The police were trying to identify the source for the “Afghan Files” reporting by ABC journalists Sam Clark and Dan Oakes in 2017 about the role of Australian special forces in the illegal killing of civilians in Afghanistan. The reporters used material provided by a whistleblower within the defence ministry.
“If confirmed on appeal, this federal court ruling will set a disturbing legal precedent by turning investigative reporters and whistleblowers into criminals,” said Daniel Bastard, the head of RSF’s Asia-Pacific desk. “The ABC story never compromised national security and clearly served the interests of the Australian public, who have a right to reliable and independent information freely reported by journalists. We call on the federal judges to guarantee this right on appeal by recognizing the search warrant’s illegality.”

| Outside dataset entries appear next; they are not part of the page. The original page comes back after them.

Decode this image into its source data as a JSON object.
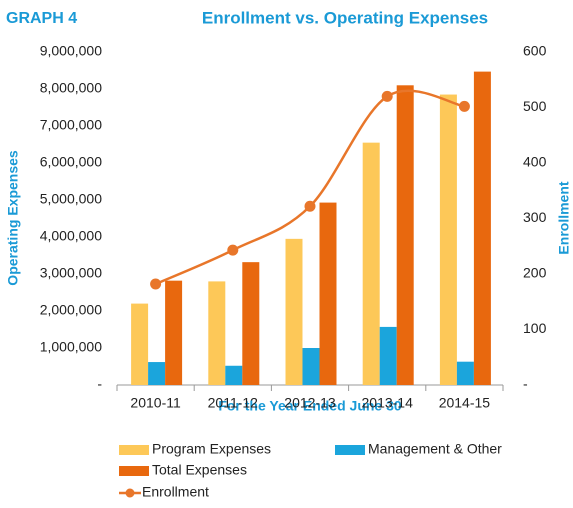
{
  "chart_data": {
    "type": "bar-line",
    "label": "GRAPH 4",
    "title": "Enrollment vs. Operating Expenses",
    "xlabel": "For the Year Ended June 30",
    "ylabel": "Operating Expenses",
    "y2label": "Enrollment",
    "categories": [
      "2010-11",
      "2011-12",
      "2012-13",
      "2013-14",
      "2014-15"
    ],
    "series": [
      {
        "name": "Program Expenses",
        "color": "#fdc858",
        "type": "bar",
        "values": [
          2200000,
          2800000,
          3950000,
          6550000,
          7850000
        ]
      },
      {
        "name": "Management & Other",
        "color": "#1ba5dc",
        "type": "bar",
        "values": [
          620000,
          520000,
          1000000,
          1570000,
          630000
        ]
      },
      {
        "name": "Total Expenses",
        "color": "#e8680e",
        "type": "bar",
        "values": [
          2820000,
          3320000,
          4930000,
          8100000,
          8470000
        ]
      },
      {
        "name": "Enrollment",
        "color": "#e8762a",
        "type": "line",
        "axis": "y2",
        "values": [
          182,
          243,
          322,
          520,
          502
        ]
      }
    ],
    "ylim": [
      0,
      9000000
    ],
    "yticks": [
      {
        "value": 0,
        "label": "-"
      },
      {
        "value": 1000000,
        "label": "1,000,000"
      },
      {
        "value": 2000000,
        "label": "2,000,000"
      },
      {
        "value": 3000000,
        "label": "3,000,000"
      },
      {
        "value": 4000000,
        "label": "4,000,000"
      },
      {
        "value": 5000000,
        "label": "5,000,000"
      },
      {
        "value": 6000000,
        "label": "6,000,000"
      },
      {
        "value": 7000000,
        "label": "7,000,000"
      },
      {
        "value": 8000000,
        "label": "8,000,000"
      },
      {
        "value": 9000000,
        "label": "9,000,000"
      }
    ],
    "y2lim": [
      0,
      600
    ],
    "y2ticks": [
      {
        "value": 0,
        "label": "-"
      },
      100,
      200,
      300,
      400,
      500,
      600
    ],
    "grid": false
  }
}
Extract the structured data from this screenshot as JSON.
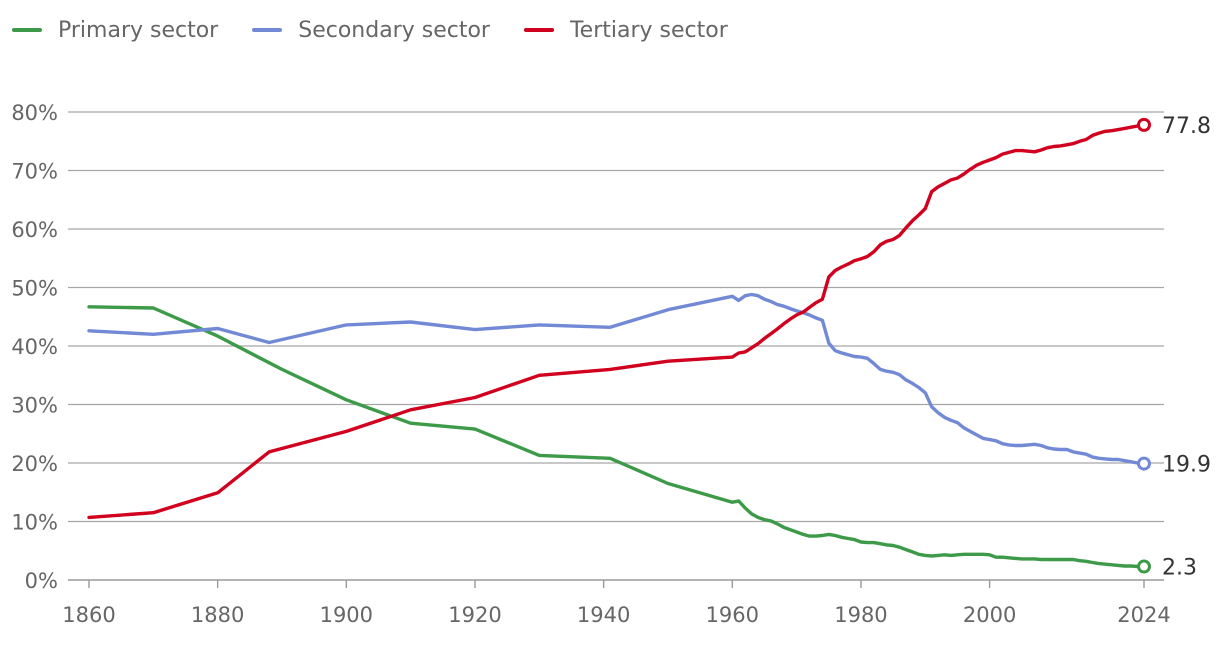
{
  "chart_data": {
    "type": "line",
    "title": "",
    "xlabel": "",
    "ylabel": "",
    "xlim": [
      1860,
      2024
    ],
    "ylim": [
      0,
      80
    ],
    "y_ticks": [
      {
        "value": 0,
        "label": "0%"
      },
      {
        "value": 10,
        "label": "10%"
      },
      {
        "value": 20,
        "label": "20%"
      },
      {
        "value": 30,
        "label": "30%"
      },
      {
        "value": 40,
        "label": "40%"
      },
      {
        "value": 50,
        "label": "50%"
      },
      {
        "value": 60,
        "label": "60%"
      },
      {
        "value": 70,
        "label": "70%"
      },
      {
        "value": 80,
        "label": "80%"
      }
    ],
    "x_ticks": [
      {
        "value": 1860,
        "label": "1860"
      },
      {
        "value": 1880,
        "label": "1880"
      },
      {
        "value": 1900,
        "label": "1900"
      },
      {
        "value": 1920,
        "label": "1920"
      },
      {
        "value": 1940,
        "label": "1940"
      },
      {
        "value": 1960,
        "label": "1960"
      },
      {
        "value": 1980,
        "label": "1980"
      },
      {
        "value": 2000,
        "label": "2000"
      },
      {
        "value": 2024,
        "label": "2024"
      }
    ],
    "legend_position": "top-left",
    "series": [
      {
        "key": "primary",
        "name": "Primary sector",
        "color": "#3d9a48",
        "end_label": "2.3",
        "points": [
          [
            1860,
            46.7
          ],
          [
            1870,
            46.5
          ],
          [
            1880,
            41.7
          ],
          [
            1890,
            36.0
          ],
          [
            1900,
            30.8
          ],
          [
            1910,
            26.8
          ],
          [
            1920,
            25.8
          ],
          [
            1930,
            21.3
          ],
          [
            1941,
            20.8
          ],
          [
            1950,
            16.5
          ],
          [
            1960,
            13.3
          ],
          [
            1961,
            13.5
          ],
          [
            1962,
            12.3
          ],
          [
            1963,
            11.3
          ],
          [
            1964,
            10.7
          ],
          [
            1965,
            10.3
          ],
          [
            1966,
            10.1
          ],
          [
            1967,
            9.6
          ],
          [
            1968,
            9.0
          ],
          [
            1969,
            8.6
          ],
          [
            1970,
            8.2
          ],
          [
            1971,
            7.8
          ],
          [
            1972,
            7.5
          ],
          [
            1973,
            7.5
          ],
          [
            1974,
            7.6
          ],
          [
            1975,
            7.8
          ],
          [
            1976,
            7.6
          ],
          [
            1977,
            7.3
          ],
          [
            1978,
            7.1
          ],
          [
            1979,
            6.9
          ],
          [
            1980,
            6.5
          ],
          [
            1981,
            6.4
          ],
          [
            1982,
            6.4
          ],
          [
            1983,
            6.2
          ],
          [
            1984,
            6.0
          ],
          [
            1985,
            5.9
          ],
          [
            1986,
            5.6
          ],
          [
            1987,
            5.2
          ],
          [
            1988,
            4.8
          ],
          [
            1989,
            4.4
          ],
          [
            1990,
            4.2
          ],
          [
            1991,
            4.1
          ],
          [
            1992,
            4.2
          ],
          [
            1993,
            4.3
          ],
          [
            1994,
            4.2
          ],
          [
            1995,
            4.3
          ],
          [
            1996,
            4.4
          ],
          [
            1997,
            4.4
          ],
          [
            1998,
            4.4
          ],
          [
            1999,
            4.4
          ],
          [
            2000,
            4.3
          ],
          [
            2001,
            3.9
          ],
          [
            2002,
            3.9
          ],
          [
            2003,
            3.8
          ],
          [
            2004,
            3.7
          ],
          [
            2005,
            3.6
          ],
          [
            2006,
            3.6
          ],
          [
            2007,
            3.6
          ],
          [
            2008,
            3.5
          ],
          [
            2009,
            3.5
          ],
          [
            2010,
            3.5
          ],
          [
            2011,
            3.5
          ],
          [
            2012,
            3.5
          ],
          [
            2013,
            3.5
          ],
          [
            2014,
            3.3
          ],
          [
            2015,
            3.2
          ],
          [
            2016,
            3.0
          ],
          [
            2017,
            2.8
          ],
          [
            2018,
            2.7
          ],
          [
            2019,
            2.6
          ],
          [
            2020,
            2.5
          ],
          [
            2021,
            2.4
          ],
          [
            2022,
            2.4
          ],
          [
            2023,
            2.3
          ],
          [
            2024,
            2.3
          ]
        ]
      },
      {
        "key": "secondary",
        "name": "Secondary sector",
        "color": "#7289d6",
        "end_label": "19.9",
        "points": [
          [
            1860,
            42.6
          ],
          [
            1870,
            42.0
          ],
          [
            1880,
            43.0
          ],
          [
            1888,
            40.6
          ],
          [
            1900,
            43.6
          ],
          [
            1910,
            44.1
          ],
          [
            1920,
            42.8
          ],
          [
            1930,
            43.6
          ],
          [
            1941,
            43.2
          ],
          [
            1950,
            46.2
          ],
          [
            1960,
            48.5
          ],
          [
            1961,
            47.8
          ],
          [
            1962,
            48.6
          ],
          [
            1963,
            48.8
          ],
          [
            1964,
            48.6
          ],
          [
            1965,
            48.0
          ],
          [
            1966,
            47.6
          ],
          [
            1967,
            47.1
          ],
          [
            1968,
            46.8
          ],
          [
            1969,
            46.4
          ],
          [
            1970,
            46.0
          ],
          [
            1971,
            45.7
          ],
          [
            1972,
            45.3
          ],
          [
            1973,
            44.8
          ],
          [
            1974,
            44.4
          ],
          [
            1975,
            40.5
          ],
          [
            1976,
            39.2
          ],
          [
            1977,
            38.8
          ],
          [
            1978,
            38.5
          ],
          [
            1979,
            38.2
          ],
          [
            1980,
            38.1
          ],
          [
            1981,
            37.9
          ],
          [
            1982,
            37.0
          ],
          [
            1983,
            36.0
          ],
          [
            1984,
            35.7
          ],
          [
            1985,
            35.5
          ],
          [
            1986,
            35.1
          ],
          [
            1987,
            34.2
          ],
          [
            1988,
            33.6
          ],
          [
            1989,
            32.9
          ],
          [
            1990,
            32.0
          ],
          [
            1991,
            29.6
          ],
          [
            1992,
            28.6
          ],
          [
            1993,
            27.8
          ],
          [
            1994,
            27.3
          ],
          [
            1995,
            26.9
          ],
          [
            1996,
            26.0
          ],
          [
            1997,
            25.4
          ],
          [
            1998,
            24.8
          ],
          [
            1999,
            24.2
          ],
          [
            2000,
            24.0
          ],
          [
            2001,
            23.8
          ],
          [
            2002,
            23.3
          ],
          [
            2003,
            23.1
          ],
          [
            2004,
            23.0
          ],
          [
            2005,
            23.0
          ],
          [
            2006,
            23.1
          ],
          [
            2007,
            23.2
          ],
          [
            2008,
            23.0
          ],
          [
            2009,
            22.6
          ],
          [
            2010,
            22.4
          ],
          [
            2011,
            22.3
          ],
          [
            2012,
            22.3
          ],
          [
            2013,
            21.9
          ],
          [
            2014,
            21.7
          ],
          [
            2015,
            21.5
          ],
          [
            2016,
            21.0
          ],
          [
            2017,
            20.8
          ],
          [
            2018,
            20.7
          ],
          [
            2019,
            20.6
          ],
          [
            2020,
            20.6
          ],
          [
            2021,
            20.4
          ],
          [
            2022,
            20.2
          ],
          [
            2023,
            20.0
          ],
          [
            2024,
            19.9
          ]
        ]
      },
      {
        "key": "tertiary",
        "name": "Tertiary sector",
        "color": "#d1001f",
        "end_label": "77.8",
        "points": [
          [
            1860,
            10.7
          ],
          [
            1870,
            11.5
          ],
          [
            1880,
            14.9
          ],
          [
            1888,
            21.9
          ],
          [
            1900,
            25.4
          ],
          [
            1910,
            29.1
          ],
          [
            1920,
            31.2
          ],
          [
            1930,
            35.0
          ],
          [
            1941,
            36.0
          ],
          [
            1950,
            37.4
          ],
          [
            1960,
            38.1
          ],
          [
            1961,
            38.8
          ],
          [
            1962,
            39.0
          ],
          [
            1963,
            39.7
          ],
          [
            1964,
            40.4
          ],
          [
            1965,
            41.3
          ],
          [
            1966,
            42.1
          ],
          [
            1967,
            42.9
          ],
          [
            1968,
            43.8
          ],
          [
            1969,
            44.6
          ],
          [
            1970,
            45.3
          ],
          [
            1971,
            45.8
          ],
          [
            1972,
            46.6
          ],
          [
            1973,
            47.4
          ],
          [
            1974,
            48.0
          ],
          [
            1975,
            51.8
          ],
          [
            1976,
            52.9
          ],
          [
            1977,
            53.5
          ],
          [
            1978,
            54.0
          ],
          [
            1979,
            54.6
          ],
          [
            1980,
            54.9
          ],
          [
            1981,
            55.3
          ],
          [
            1982,
            56.1
          ],
          [
            1983,
            57.3
          ],
          [
            1984,
            57.9
          ],
          [
            1985,
            58.2
          ],
          [
            1986,
            58.9
          ],
          [
            1987,
            60.2
          ],
          [
            1988,
            61.4
          ],
          [
            1989,
            62.4
          ],
          [
            1990,
            63.5
          ],
          [
            1991,
            66.4
          ],
          [
            1992,
            67.2
          ],
          [
            1993,
            67.8
          ],
          [
            1994,
            68.4
          ],
          [
            1995,
            68.7
          ],
          [
            1996,
            69.4
          ],
          [
            1997,
            70.2
          ],
          [
            1998,
            70.9
          ],
          [
            1999,
            71.4
          ],
          [
            2000,
            71.8
          ],
          [
            2001,
            72.2
          ],
          [
            2002,
            72.8
          ],
          [
            2003,
            73.1
          ],
          [
            2004,
            73.4
          ],
          [
            2005,
            73.4
          ],
          [
            2006,
            73.3
          ],
          [
            2007,
            73.2
          ],
          [
            2008,
            73.5
          ],
          [
            2009,
            73.9
          ],
          [
            2010,
            74.1
          ],
          [
            2011,
            74.2
          ],
          [
            2012,
            74.4
          ],
          [
            2013,
            74.6
          ],
          [
            2014,
            75.0
          ],
          [
            2015,
            75.3
          ],
          [
            2016,
            76.0
          ],
          [
            2017,
            76.4
          ],
          [
            2018,
            76.7
          ],
          [
            2019,
            76.8
          ],
          [
            2020,
            77.0
          ],
          [
            2021,
            77.2
          ],
          [
            2022,
            77.4
          ],
          [
            2023,
            77.6
          ],
          [
            2024,
            77.8
          ]
        ]
      }
    ]
  }
}
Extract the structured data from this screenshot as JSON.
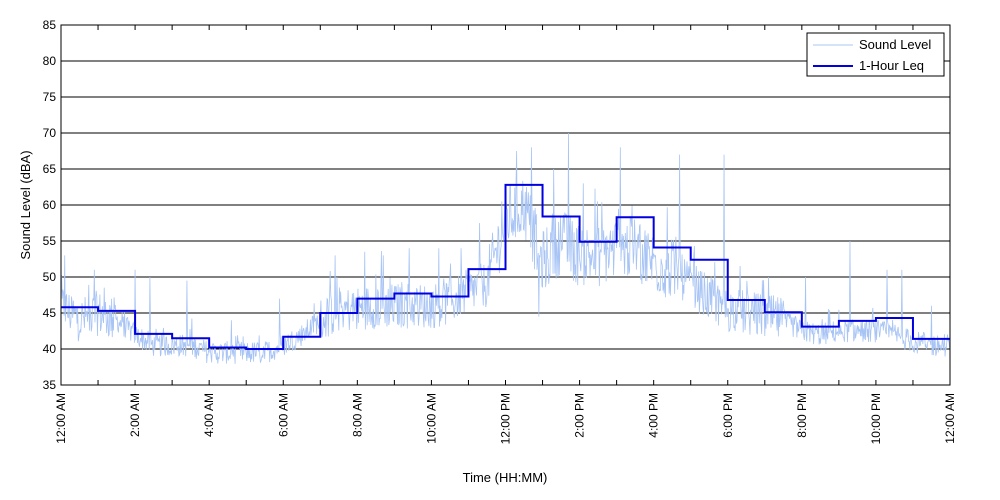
{
  "chart_data": {
    "type": "line",
    "title": "",
    "xlabel": "Time (HH:MM)",
    "ylabel": "Sound Level (dBA)",
    "ylim": [
      35,
      85
    ],
    "yticks": [
      35,
      40,
      45,
      50,
      55,
      60,
      65,
      70,
      75,
      80,
      85
    ],
    "xlim_hours": [
      0,
      24
    ],
    "x_tick_labels": [
      "12:00 AM",
      "2:00 AM",
      "4:00 AM",
      "6:00 AM",
      "8:00 AM",
      "10:00 AM",
      "12:00 PM",
      "2:00 PM",
      "4:00 PM",
      "6:00 PM",
      "8:00 PM",
      "10:00 PM",
      "12:00 AM"
    ],
    "grid": "horizontal",
    "legend_position": "top-right",
    "colors": {
      "sound_level": "#a8c4f5",
      "leq": "#0000e0"
    },
    "series": [
      {
        "name": "Sound Level",
        "style": "thin light blue line",
        "x_unit": "hour",
        "trend": [
          [
            0,
            46
          ],
          [
            0.5,
            44
          ],
          [
            1,
            45
          ],
          [
            1.5,
            44
          ],
          [
            2,
            42
          ],
          [
            2.5,
            40.5
          ],
          [
            3,
            40.5
          ],
          [
            3.5,
            40.5
          ],
          [
            4,
            39.5
          ],
          [
            4.5,
            39.5
          ],
          [
            5,
            39.5
          ],
          [
            5.5,
            39.5
          ],
          [
            6,
            40.5
          ],
          [
            6.5,
            42
          ],
          [
            7,
            44
          ],
          [
            7.5,
            45.5
          ],
          [
            8,
            45.5
          ],
          [
            8.5,
            46
          ],
          [
            9,
            46
          ],
          [
            9.5,
            46
          ],
          [
            10,
            46
          ],
          [
            10.5,
            46.5
          ],
          [
            11,
            48
          ],
          [
            11.5,
            49
          ],
          [
            12,
            58
          ],
          [
            12.5,
            60
          ],
          [
            13,
            52
          ],
          [
            13.5,
            55
          ],
          [
            14,
            53
          ],
          [
            14.5,
            53
          ],
          [
            15,
            54
          ],
          [
            15.5,
            54
          ],
          [
            16,
            52
          ],
          [
            16.5,
            51
          ],
          [
            17,
            49
          ],
          [
            17.5,
            47
          ],
          [
            18,
            45.5
          ],
          [
            18.5,
            45
          ],
          [
            19,
            44.5
          ],
          [
            19.5,
            44
          ],
          [
            20,
            42.5
          ],
          [
            20.5,
            42
          ],
          [
            21,
            42.5
          ],
          [
            21.5,
            42.5
          ],
          [
            22,
            42.5
          ],
          [
            22.5,
            42
          ],
          [
            23,
            41
          ],
          [
            23.5,
            40.5
          ],
          [
            24,
            40.5
          ]
        ],
        "spikes": [
          [
            0.1,
            53
          ],
          [
            0.9,
            51
          ],
          [
            2.0,
            51
          ],
          [
            2.4,
            50
          ],
          [
            3.4,
            49.5
          ],
          [
            4.6,
            44
          ],
          [
            5.9,
            47
          ],
          [
            7.4,
            53
          ],
          [
            8.2,
            53.5
          ],
          [
            8.7,
            53
          ],
          [
            9.4,
            54
          ],
          [
            10.2,
            54
          ],
          [
            10.8,
            54
          ],
          [
            11.3,
            57.5
          ],
          [
            11.9,
            60.5
          ],
          [
            12.3,
            67.5
          ],
          [
            12.7,
            68
          ],
          [
            12.9,
            44.5
          ],
          [
            13.3,
            65
          ],
          [
            13.7,
            70
          ],
          [
            14.1,
            63
          ],
          [
            15.1,
            68
          ],
          [
            15.4,
            57
          ],
          [
            16.7,
            67
          ],
          [
            17.9,
            67
          ],
          [
            19.1,
            50
          ],
          [
            20.1,
            50
          ],
          [
            21.3,
            55
          ],
          [
            22.3,
            51
          ],
          [
            22.7,
            51
          ],
          [
            23.5,
            46
          ]
        ]
      },
      {
        "name": "1-Hour Leq",
        "style": "step line, dark blue",
        "hours": [
          0,
          1,
          2,
          3,
          4,
          5,
          6,
          7,
          8,
          9,
          10,
          11,
          12,
          13,
          14,
          15,
          16,
          17,
          18,
          19,
          20,
          21,
          22,
          23
        ],
        "values": [
          45.8,
          45.3,
          42.1,
          41.5,
          40.2,
          40.0,
          41.7,
          45.0,
          47.0,
          47.7,
          47.3,
          51.1,
          62.8,
          58.4,
          54.9,
          58.3,
          54.1,
          52.4,
          46.8,
          45.1,
          43.1,
          43.9,
          44.3,
          41.4
        ]
      }
    ]
  }
}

Ruling fraught with consequences
Under the warrant, the police were authorized to search for evidence that the two journalists had “unlawfully obtained military information” and “dishonestly received stolen property.” The supposedly stolen property was the leaked documents that exposed the illegal killings reported in the “Afghan Files.”
The federal police raid on ABC was all the more shocking for coming just one day after a raid on News Corp political editor Annika Smethurst’s home in Canberra. The timing of the two raids was widely seen as a deliberate attempt to intimidate investigative journalists.
The judicial precedents set by these two cases are particularly fraught with consequences inasmuch as Australia’s constitutional law contains no guarantees for press freedom.
Australia is ranked 21st out of 180 countries in RSF’s 2019 World Press Freedom Index.